Connect with us
Örnek Resim Örnek Resim

Kıbrıs

Özersay’dan açıklama

Published

on

Halkın Partisi Genel Başkanı Kudret Özersay, kapalı Maraş’ın açılımı konusunda Kıbrıs Türk tarafının hazırlıksız olduğunu ve içinin boşaltılarak Cumhurbaşkanlığı seçimleri için meze olarak kullanıldığını ileri sürdü.

Özersay konu hakkında yaptığı yazılı açıklamada, Cumhurbaşkanı ve hükümete eleştirilerde bulundu.

Kapalı Maraş’ın gerçek anlamda ilk ortaya koyulan orijinal düşünceye uygun açılması, yapılan hataların düzeltilmesi ve eksiklerin giderilmesinin mümkün olduğuna işaret ederek, “Ancak bu toparlama ezberlenmiş üç cümleyle demagoji yapanlarla ve bu zihniyetle mümkün değildir. Maraş’ın bilimsel temelde ilerleyen Kıbrıslı Rumların da dahil olabileceği, Maraş’a ve ülkeye ekonomik getirisi olabilecek bir işbirliği alanına dönüştürülmesi halen mümkündür” dedi.
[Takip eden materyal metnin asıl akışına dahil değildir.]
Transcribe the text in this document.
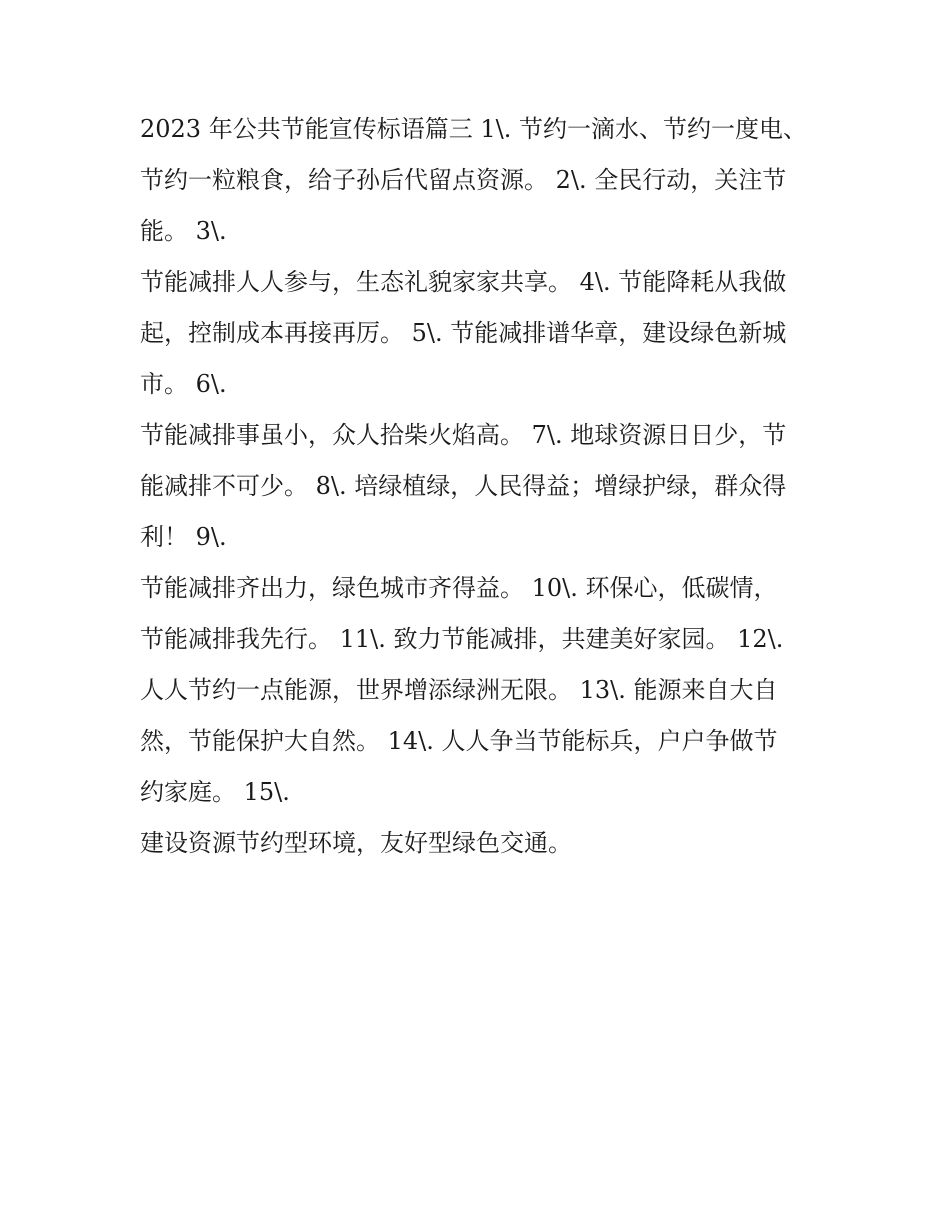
2023 年公共节能宣传标语篇三 1\. 节约一滴水、节约一度电、
节约一粒粮食，给子孙后代留点资源。 2\. 全民行动，关注节
能。 3\.
节能减排人人参与，生态礼貌家家共享。 4\. 节能降耗从我做
起，控制成本再接再厉。 5\. 节能减排谱华章，建设绿色新城
市。 6\.
节能减排事虽小，众人拾柴火焰高。 7\. 地球资源日日少，节
能减排不可少。 8\. 培绿植绿，人民得益；增绿护绿，群众得
利！ 9\.
节能减排齐出力，绿色城市齐得益。 10\. 环保心，低碳情，
节能减排我先行。 11\. 致力节能减排，共建美好家园。 12\.
人人节约一点能源，世界增添绿洲无限。 13\. 能源来自大自
然，节能保护大自然。 14\. 人人争当节能标兵，户户争做节
约家庭。 15\.
建设资源节约型环境，友好型绿色交通。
Kapalı Maraş açılımıyla ilgili olarak Kıbrıs Türk tarafının şu anda “dağınık”, “kafası karışık” bir görüntü sergilediğini savunan Özersay, açıklamasında şu ifadelere yer verdi:

“Rum tarafının da durumu çok farklı değil ancak benim üzerinde durmak istediğim bizim taraf. Bu açılım süreci uzunca bir süredir ‘yarı buçuk’ ve ‘guduru’ ilerliyor. Peki bunun sebebi nedir? 2020 Cumhurbaşkanlığı seçimleri öncesinde uyardık ‘gerekli ön hazırlık yapılmadan, alelacele açmak yanlış olur, planlı ve iyi hazırlanmış şekilde adım adım gitmek lazım’ dedik, dinlemediler.

Cumhurbaşkanlığı seçimleri için bu projeyi meze olarak kullandılar, istismar ettiler. Ülke menfaatini değil seçimlerde açılış törenleriyle yaratacakları imajı ve alacakları oyu düşündüler. İki tane kopya çekilmiş ezber cümle ile kapalı Maraş’ı sözde açtılar ve sonra da maalesef süreç bir nevi buzdolabına kaldırıldı, ilerlemedi, durdu. Şimdi bazı iş insanları arasında imzalanan akitler ortaya çıkınca ‘ne yapacağını bilmez’ bir görüntü çiziliyor olunmasının sebebi tam da budur.”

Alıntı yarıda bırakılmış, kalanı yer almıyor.